Famous amateur film-maker, Hu Ge, has recently made a new satirical piece on the Internet censorship in China. The 7-minute piece, ‘Animal World: the Home-living Animal’ is styled as an animal-planet type of documentary and has attracted hundreds of thousands of views in a matter of a few days. The piece presents to the audience the so-called ‘home-living animals’, who are in fact China’s tens of millions of netizens.
The film portrays various common patterns of using the Internet. For instance, we see a ‘female home-living animal’ who runs a private textile business simply by utilizing her computer all day; a male flirts with his potential lover by showing off his muscle in front of the computer camera while elsewhere a naked male surfs the Internet while tucked up inside his blanket.
In the film, the ‘human beings’ are portrayed as paternalistic figures who lovingly protect the home-living species by weeding out unhealthy material on the Internet.
One form of this ‘care and protection’ is shown when a male home-living animal is on the verge of tears, when his enjoyment of an unexpectedly violent scene taken from the film Hero has been interrupted by a full-screen warning message
Han Han, the tremendously popular blogger who is famous for his witty criticism of authority, is cast in the film as a male home-living animal afflicted with ‘Compulsive Thinking Disorder’.

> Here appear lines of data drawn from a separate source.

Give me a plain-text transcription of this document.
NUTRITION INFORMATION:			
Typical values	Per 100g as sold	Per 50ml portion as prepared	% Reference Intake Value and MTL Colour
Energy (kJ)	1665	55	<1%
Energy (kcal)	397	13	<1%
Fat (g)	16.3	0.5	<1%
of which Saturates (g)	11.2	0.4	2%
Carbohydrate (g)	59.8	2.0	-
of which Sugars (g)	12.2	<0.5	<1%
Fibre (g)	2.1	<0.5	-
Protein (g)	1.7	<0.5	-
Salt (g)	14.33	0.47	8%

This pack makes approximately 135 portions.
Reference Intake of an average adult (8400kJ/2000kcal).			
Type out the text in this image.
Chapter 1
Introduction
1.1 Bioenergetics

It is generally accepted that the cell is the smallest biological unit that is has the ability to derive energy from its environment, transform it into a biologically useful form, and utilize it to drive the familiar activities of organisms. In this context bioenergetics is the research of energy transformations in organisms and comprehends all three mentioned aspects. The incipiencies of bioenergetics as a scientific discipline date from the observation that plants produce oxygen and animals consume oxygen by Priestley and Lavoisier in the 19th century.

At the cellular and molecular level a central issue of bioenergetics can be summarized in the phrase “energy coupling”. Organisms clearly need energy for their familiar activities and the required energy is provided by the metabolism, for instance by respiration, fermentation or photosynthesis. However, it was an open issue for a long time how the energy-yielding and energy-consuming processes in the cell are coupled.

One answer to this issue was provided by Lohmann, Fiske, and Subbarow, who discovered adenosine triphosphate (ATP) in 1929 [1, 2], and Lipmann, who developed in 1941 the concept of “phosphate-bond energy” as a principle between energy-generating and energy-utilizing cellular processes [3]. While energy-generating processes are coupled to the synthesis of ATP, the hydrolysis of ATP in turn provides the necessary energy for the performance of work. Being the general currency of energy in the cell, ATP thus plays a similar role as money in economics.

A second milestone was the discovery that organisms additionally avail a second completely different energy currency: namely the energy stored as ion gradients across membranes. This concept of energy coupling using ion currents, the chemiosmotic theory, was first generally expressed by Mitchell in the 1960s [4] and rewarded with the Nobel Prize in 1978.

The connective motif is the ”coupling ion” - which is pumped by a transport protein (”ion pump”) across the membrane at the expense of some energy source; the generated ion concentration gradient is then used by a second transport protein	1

In the film, we see that Han finishes writing a blog, but it is forever stuck in the ‘under review’ phase until his computer finally crashes. What happens to another home-living male is far worse. After he finishes an article, a team of plainclothes police break into his room and carry him away.
The Home-living Animal has a resemblance to another amateur film, The War of Internet Addiction, which touches on the recent ban on the World of Warcraft game. But for many people, it is seen as a powerful criticism of control in general and has attracted at least millions of views. Up to now, both of these films have curiously survived the Internet censorship.